The partnership marks Citizens' first push into the small-business sector, which Roberts says encompasses about 33 million U.S. small to midsize enterprises, with many lacking streamlined consumer-finance options for home and personal projects.

"With rising interest rates, I think more people are going to be staying in their homes and looking to renovate instead of move," Roberts said.
Industry observers predict exponential growth on the business-to-business side of BNPL during the next several years.

"The B2B BNPL model appears poised for 2023 growth because it facilitates third-party credit and risk-management tools that improve cash-flow flexibility for businesses by accelerating credit approval while mitigating repayment risk," wrote Jeroen Hölscher, global head of payments and card at the global consulting firm CapGemini, in a recent blog post.

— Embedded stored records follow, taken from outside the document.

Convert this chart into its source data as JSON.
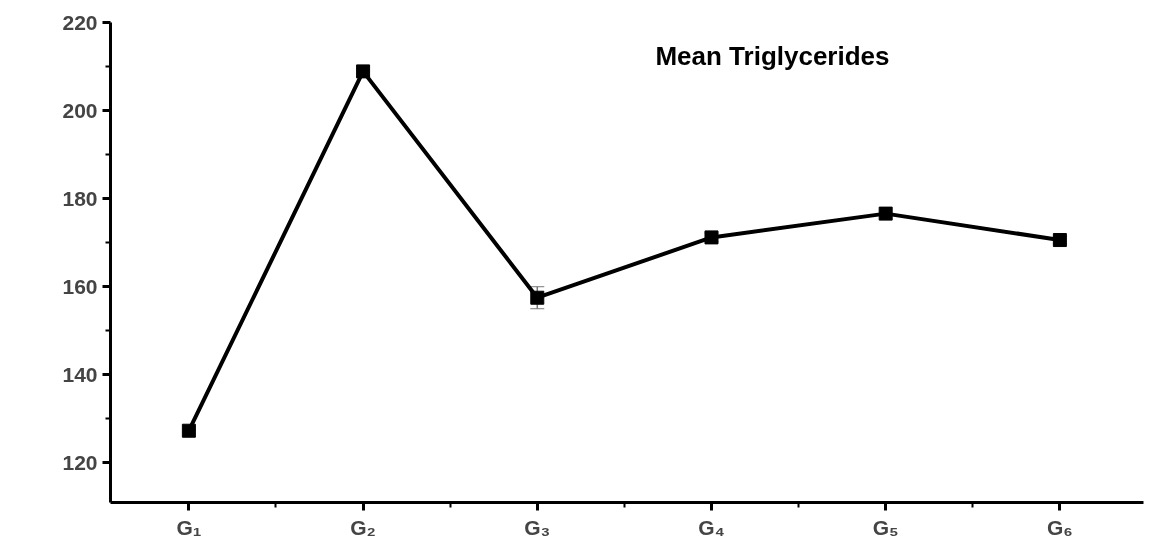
{
  "chart_data": {
    "type": "line",
    "title": "Mean Triglycerides",
    "categories": [
      "G₁",
      "G₂",
      "G₃",
      "G₄",
      "G₅",
      "G₆"
    ],
    "series": [
      {
        "color": "#000000",
        "values": [
          127.3,
          208.9,
          157.5,
          171.2,
          176.6,
          170.6
        ],
        "errors": [
          null,
          null,
          2.5,
          1,
          null,
          0.8
        ]
      }
    ],
    "ylim": [
      111,
      220
    ],
    "yticks": [
      120,
      140,
      160,
      180,
      200,
      220
    ],
    "grid": false,
    "marker": "square",
    "line_style": "solid"
  }
}
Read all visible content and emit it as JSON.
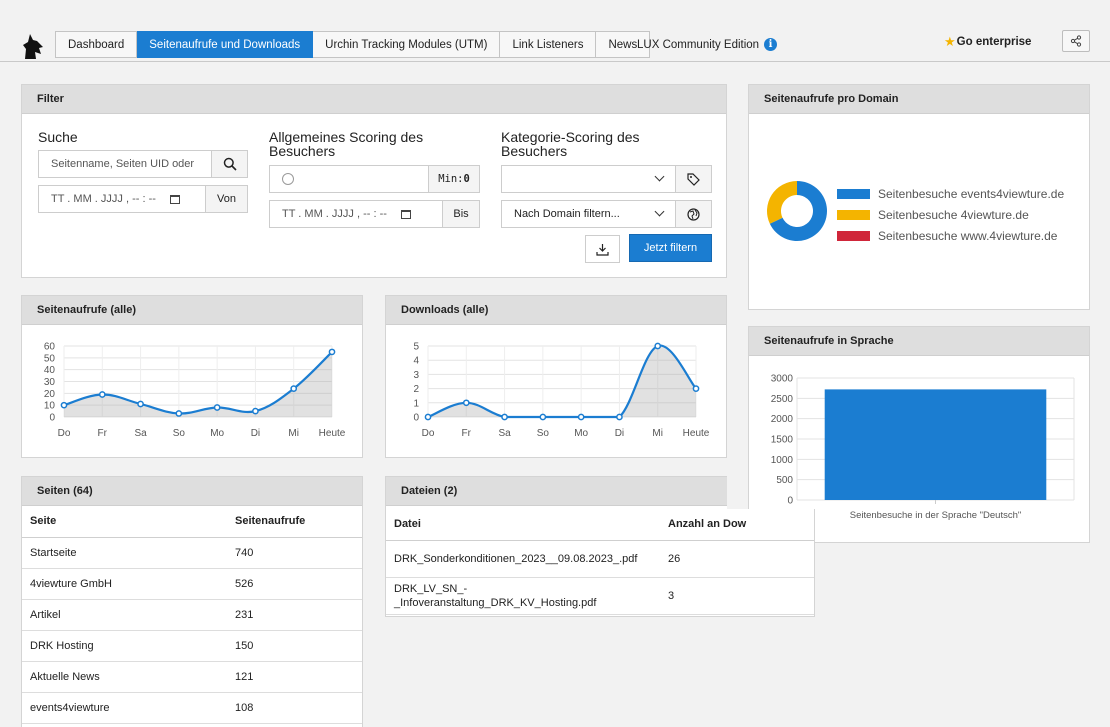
{
  "nav": {
    "tabs": [
      "Dashboard",
      "Seitenaufrufe und Downloads",
      "Urchin Tracking Modules (UTM)",
      "Link Listeners",
      "News"
    ],
    "active_tab": 1,
    "edition": "LUX Community Edition",
    "enterprise": "Go enterprise"
  },
  "filter": {
    "title": "Filter",
    "search_label": "Suche",
    "search_placeholder": "Seitenname, Seiten UID oder",
    "date_placeholder": "TT . MM . JJJJ ,  -- : --",
    "von": "Von",
    "bis": "Bis",
    "scoring_label": "Allgemeines Scoring des Besuchers",
    "min_label": "Min:",
    "min_value": "0",
    "category_label": "Kategorie-Scoring des Besuchers",
    "category_select": "",
    "domain_select": "Nach Domain filtern...",
    "submit": "Jetzt filtern"
  },
  "domain_panel": {
    "title": "Seitenaufrufe pro Domain",
    "legend": [
      {
        "label": "Seitenbesuche events4viewture.de",
        "color": "#1b7dd1",
        "value": 68
      },
      {
        "label": "Seitenbesuche 4viewture.de",
        "color": "#f4b400",
        "value": 32
      },
      {
        "label": "Seitenbesuche www.4viewture.de",
        "color": "#d0263a",
        "value": 0
      }
    ]
  },
  "pageviews_chart": {
    "title": "Seitenaufrufe (alle)",
    "chart_data": {
      "type": "line",
      "categories": [
        "Do",
        "Fr",
        "Sa",
        "So",
        "Mo",
        "Di",
        "Mi",
        "Heute"
      ],
      "values": [
        10,
        19,
        11,
        3,
        8,
        5,
        24,
        55
      ],
      "ylim": [
        0,
        60
      ],
      "yticks": [
        "0",
        "10",
        "20",
        "30",
        "40",
        "50",
        "60"
      ]
    }
  },
  "downloads_chart": {
    "title": "Downloads (alle)",
    "chart_data": {
      "type": "line",
      "categories": [
        "Do",
        "Fr",
        "Sa",
        "So",
        "Mo",
        "Di",
        "Mi",
        "Heute"
      ],
      "values": [
        0,
        1,
        0,
        0,
        0,
        0,
        5,
        2
      ],
      "ylim": [
        0,
        5
      ],
      "yticks": [
        "0",
        "1",
        "2",
        "3",
        "4",
        "5"
      ]
    }
  },
  "language_chart": {
    "title": "Seitenaufrufe in Sprache",
    "chart_data": {
      "type": "bar",
      "categories": [
        "Seitenbesuche in der Sprache \"Deutsch\""
      ],
      "values": [
        2720
      ],
      "ylim": [
        0,
        3000
      ],
      "yticks": [
        "0",
        "500",
        "1000",
        "1500",
        "2000",
        "2500",
        "3000"
      ]
    }
  },
  "pages": {
    "title": "Seiten (64)",
    "col_page": "Seite",
    "col_views": "Seitenaufrufe",
    "rows": [
      {
        "page": "Startseite",
        "views": "740"
      },
      {
        "page": "4viewture GmbH",
        "views": "526"
      },
      {
        "page": "Artikel",
        "views": "231"
      },
      {
        "page": "DRK Hosting",
        "views": "150"
      },
      {
        "page": "Aktuelle News",
        "views": "121"
      },
      {
        "page": "events4viewture",
        "views": "108"
      }
    ]
  },
  "files": {
    "title": "Dateien (2)",
    "col_file": "Datei",
    "col_count": "Anzahl an Dow",
    "rows": [
      {
        "file": "DRK_Sonderkonditionen_2023__09.08.2023_.pdf",
        "count": "26"
      },
      {
        "file": "DRK_LV_SN_-\n_Infoveranstaltung_DRK_KV_Hosting.pdf",
        "count": "3"
      }
    ]
  }
}
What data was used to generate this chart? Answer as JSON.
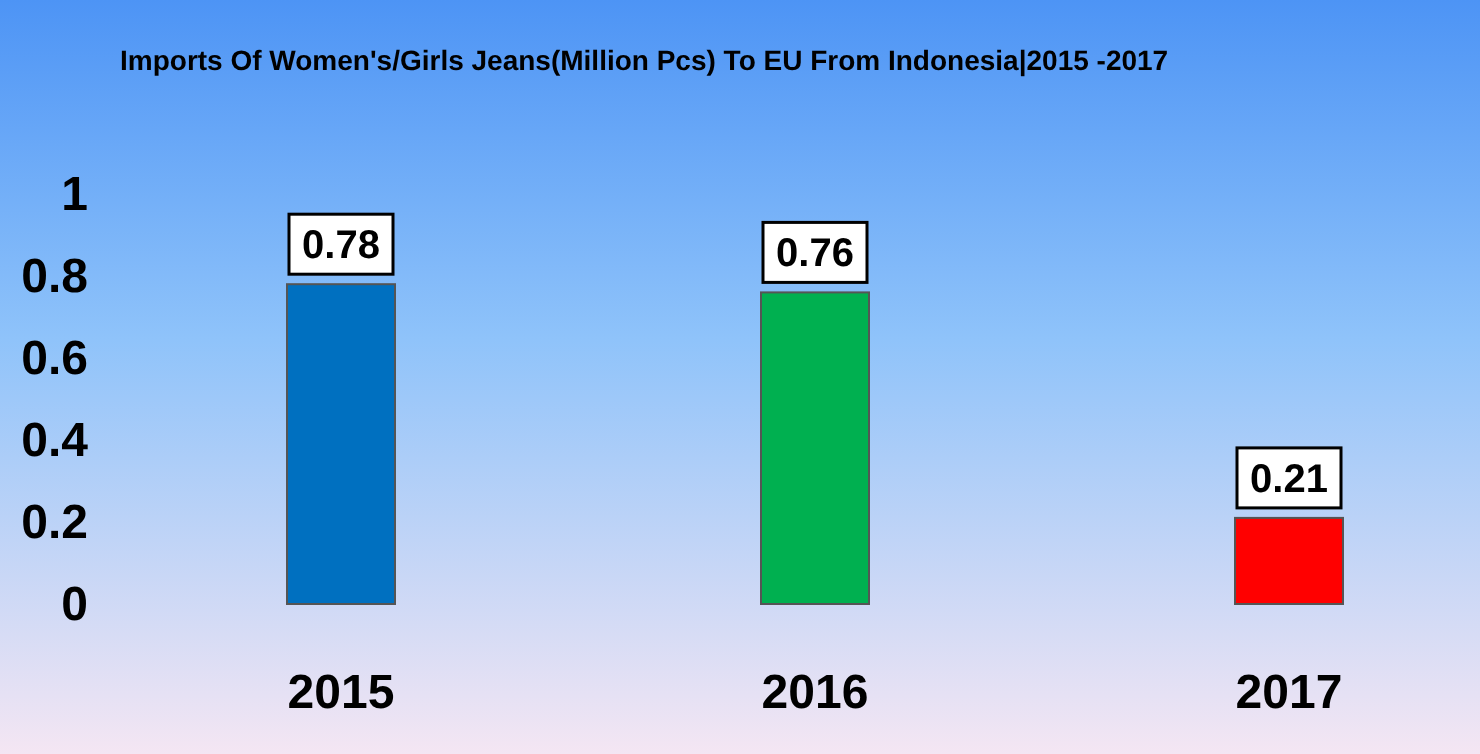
{
  "chart_data": {
    "type": "bar",
    "title": "Imports Of Women's/Girls Jeans(Million Pcs) To EU From Indonesia|2015 -2017",
    "categories": [
      "2015",
      "2016",
      "2017"
    ],
    "values": [
      0.78,
      0.76,
      0.21
    ],
    "colors": [
      "#0070c0",
      "#00b050",
      "#ff0000"
    ],
    "ylim": [
      0,
      1
    ],
    "yticks": [
      0,
      {
        "value": 0.2,
        "label": "0.2"
      },
      {
        "value": 0.4,
        "label": "0.4"
      },
      {
        "value": 0.6,
        "label": "0.6"
      },
      {
        "value": 0.8,
        "label": "0.8"
      },
      1
    ],
    "data_labels": true,
    "grid": false
  }
}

Citizens claims to have an edge over other lenders in the BNPL arena because of its deep experience in offering installment loans in specific niches, beginning in 2015 with Apple, and expanding in recent years to Microsoft for video games and Best Buy for deals on electronics and upgrades for existing equipment.

"Over the last several years, we've developed sophisticated models for customizing loans that consumers can afford within their existing budgets," Roberts said.

Citizens isn't relying solely on Wisetack for its small-business financing push, she said.

"We see potential in bringing our installment loans to more small businesses who want to work with a well-recognized institution – like an entrepreneur who wants to buy 10 computers at once, and doesn't want to put it on a credit card," Roberts said.

Despite the fact that many e-commerce platforms from Shopify to Square (through its purchase of Afterpay) are connecting small businesses with BNPL options, only a fraction of small businesses have access to installment loans, according to Roberts.

"I believe small business is the next frontier for point-of-sale and pay-over-time financing," she said.